Cryptocurrencies were formed to be a served as a new way of exchange and not to just store values. But because of the small market cap even the most popular crypto like dogecoin, bitcoins also have to suffer the wide inflation in price.
Smaller market caps, like small ponds, are easy to would equally so in terms of individual buy and sell orders–this leads to sharp fluctuations in value. Conversely, the huge expanse of a larger market cap (like oceans) will withstand these changes more resiliently. The volatility makes it tough for cryptocurrencies hoping to be widely used as payment systems.
If the incentive system is not strong enough, then incentives for various challenges faced by businesses building and maintaining their customer base are removed. For example, there will be no need to attack leaders in order to stop them building new services; if these services were built entirely using cryptocurrency transactions or contracts which kept fees low because they were denominated in digital money (as much of Google was done already), then all one does when attacking leaders directly is merely increase their resistance.
Imagine how hard it is to use Bitcoin or any other cryptocurrency for day to day transactions and trading purposes when one day it’s worth X and the next day it’s worth half of that.
What Are Stablecoins?
A stablecoin is also know as fiat currency as its value is pegged to real world. For example, the Stablecoin known as Tether, or USDT, is worth 1 US dollar and is expected to maintain this peg no matter what.
Stablecoins were formed to get used for fast and quick settlements allowing the ease of cryptocurrency having very few regulations along with stablities like flat currency. Like any other coin the most common usage of this coin could be using stablecoin in everyday purchases. But since these coins aren’t very popular at the moment, no one really accepts them as a payment method.
What Are The Uses Of Stablecoins
There are several uses of stablecoins out of which some of them are discussed below:
- The main usage of stablecoins today is actually on cryptocurrency exchanges.
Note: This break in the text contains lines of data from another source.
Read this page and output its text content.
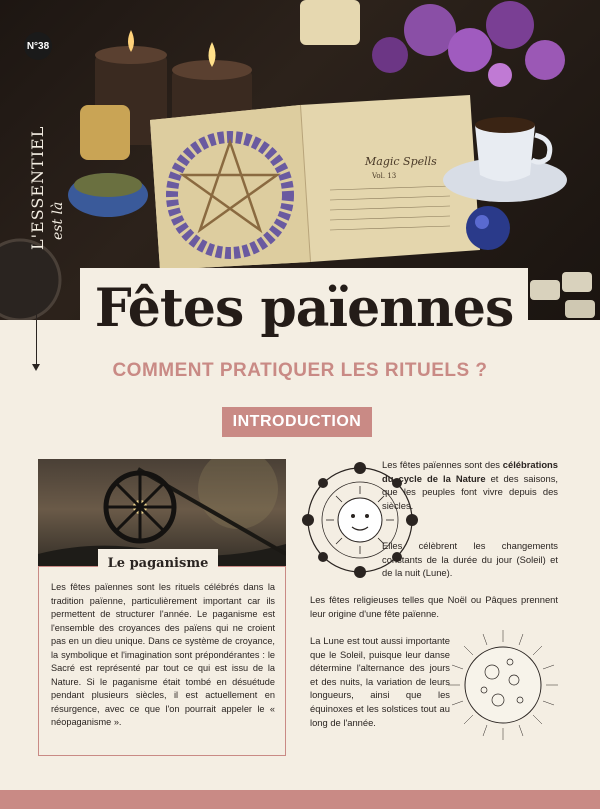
Magic Spells
Vol. 13
N°38
L'ESSENTIEL est là
Fêtes païennes
COMMENT PRATIQUER LES RITUELS ?
INTRODUCTION
Le paganisme
Les fêtes païennes sont les rituels célébrés dans la tradition païenne, particulièrement important car ils permettent de structurer l'année. Le paganisme est l'ensemble des croyances des païens qui ne croient pas en un dieu unique. Dans ce système de croyance, la symbolique et l'imagination sont prépondérantes : le Sacré est représenté par tout ce qui est issu de la Nature. Si le paganisme était tombé en désuétude pendant plusieurs siècles, il est actuellement en résurgence, avec ce que l'on pourrait appeler le « néopaganisme ».

Les fêtes païennes sont des célébrations du cycle de la Nature et des saisons, que les peuples font vivre depuis des siècles.

Elles célèbrent les changements constants de la durée du jour (Soleil) et de la nuit (Lune).

Les fêtes religieuses telles que Noël ou Pâques prennent leur origine d'une fête païenne.

La Lune est tout aussi importante que le Soleil, puisque leur danse détermine l'alternance des jours et des nuits, la variation de leurs longueurs, ainsi que les équinoxes et les solstices tout au long de l'année.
- Using stablecoins, traders can trade volatile cryptocurrencies for stable cryptocurrencies when they want to lower their risk. For example, if you have invested in Bitcoin and don’t want to risk the price of Bitcoin falling against the US dollar, you can just exchange my Bitcoins for USDT and retain your dollar value. Once I want to “get back into the game” and hold Bitcoins, you can just exchange your USDT back to BTC. The usage of this method is very popular among crypto only exchanges who do not supply their users with options like the exchange of bitcoins for fiat currencies as they are abided by the regulations.
- Another great advantage of stablecoins is that you can move funds between exchanges relatively quickly since Crypto transactions are faster and cheaper than fiat transactions. The option for such a fast settlement between exchanges makes arbitraging more convenient and closes the price gaps that you usually see between Bitcoin exchanges.
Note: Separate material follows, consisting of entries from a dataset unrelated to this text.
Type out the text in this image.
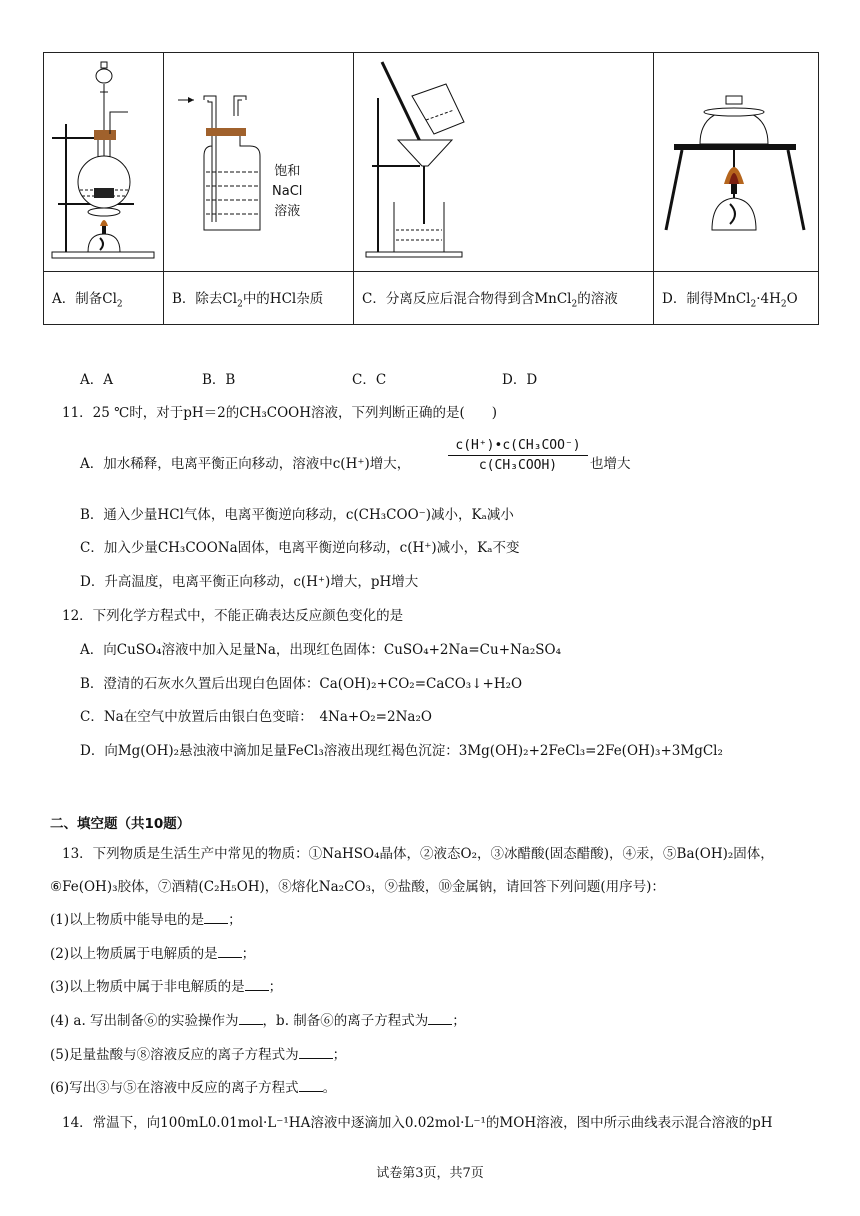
饱和
NaCl
溶液

A．制备$Cl_2$	B．除去$Cl_2$中的HCl杂质	C．分离反应后混合物得到含MnCl$_2$的溶液	D．制得$MnCl_2\cdot 4H_2O$
A．A	B．B	C．C	D．D
11．25 ℃时，对于pH＝2的CH₃COOH溶液，下列判断正确的是(　　)
A．加水稀释，电离平衡正向移动，溶液中c(H⁺)增大，
c(H⁺)•c(CH₃COO⁻)
c(CH₃COOH)	也增大
B．通入少量HCl气体，电离平衡逆向移动，c(CH₃COO⁻)减小，Kₐ减小
C．加入少量CH₃COONa固体，电离平衡逆向移动，c(H⁺)减小，Kₐ不变
D．升高温度，电离平衡正向移动，c(H⁺)增大，pH增大
12．下列化学方程式中，不能正确表达反应颜色变化的是
A．向CuSO₄溶液中加入足量Na，出现红色固体：CuSO₄+2Na=Cu+Na₂SO₄
B．澄清的石灰水久置后出现白色固体：Ca(OH)₂+CO₂=CaCO₃↓+H₂O
C．Na在空气中放置后由银白色变暗：　4Na+O₂=2Na₂O
D．向Mg(OH)₂悬浊液中滴加足量FeCl₃溶液出现红褐色沉淀：3Mg(OH)₂+2FeCl₃=2Fe(OH)₃+3MgCl₂
二、填空题（共10题）
13．下列物质是生活生产中常见的物质：①NaHSO₄晶体，②液态O₂，③冰醋酸(固态醋酸)，④汞，⑤Ba(OH)₂固体，
⑥Fe(OH)₃胶体，⑦酒精(C₂H₅OH)，⑧熔化Na₂CO₃，⑨盐酸，⑩金属钠，请回答下列问题(用序号)：
(1)以上物质中能导电的是 ；
(2)以上物质属于电解质的是 ；
(3)以上物质中属于非电解质的是 ；
(4) a. 写出制备⑥的实验操作为 ，b. 制备⑥的离子方程式为 ；
(5)足量盐酸与⑧溶液反应的离子方程式为	；
(6)写出③与⑤在溶液中反应的离子方程式 。
14．常温下，向100mL0.01mol·L⁻¹HA溶液中逐滴加入0.02mol·L⁻¹的MOH溶液，图中所示曲线表示混合溶液的pH
试卷第3页，共7页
Stablecoins are more of a utility coin for traders than an actual medium of exchange, but how stablecoins are created?
Types Of Stablecoins
Well, there are several ways a company can try and maintain its stablecoin’s peg to a fiat currency some of them are discussed below:
- The first way to maintain a peg is by creating the trust that the coin is actually worth what it is pegged to. For example, if the market doesn’t believe that one USDT is really worth one dollar, people will immediately dump all of their USDT and the price will crash.
For creating a trust the company uses their coins backed up with assets. This collateral is basically proof that the company is good for its word and that its coins should actually be worth the pegged amount.
A different example of collateral is the DGX token which is said to be backed by gold. Another version of a collateralized stablecoin is one that is backed by one or more cryptocurrencies. This collateral form is is simpler because the company’s balance can be viewed on the blockchain and is also much easier for auditing. - The second way to maintain a peg is by manipulating the coin supply on the market, also known as an algorithmic peg. An algorithmic peg means the company writes a set of rules, also known as a smart contract, that increases or decreases the amount of a stablecoin in circulation depending on the coin’s price.
Let me explain. Imagine we have a stable coin that is pegged to the US dollar through an algorithmic peg. There is a way for peg can be broken? the peg could be broken in a case where a lot of people starts buying the coin. To prevent this from happening new coins are issued.
This increased supply will lead to price elevation that is created by the demand to maintain the coins value. If, on the other hand, many people start selling the coin, coins are removed from the overall supply in order to hold the price peg to one US dollar.
To be clear, algorithmically pegged stablecoins don’t hold any assets as collateral. The coin’s managing smart contract functions like a central bank.. It tries to manipulate the price back to the peg by changing the money supply.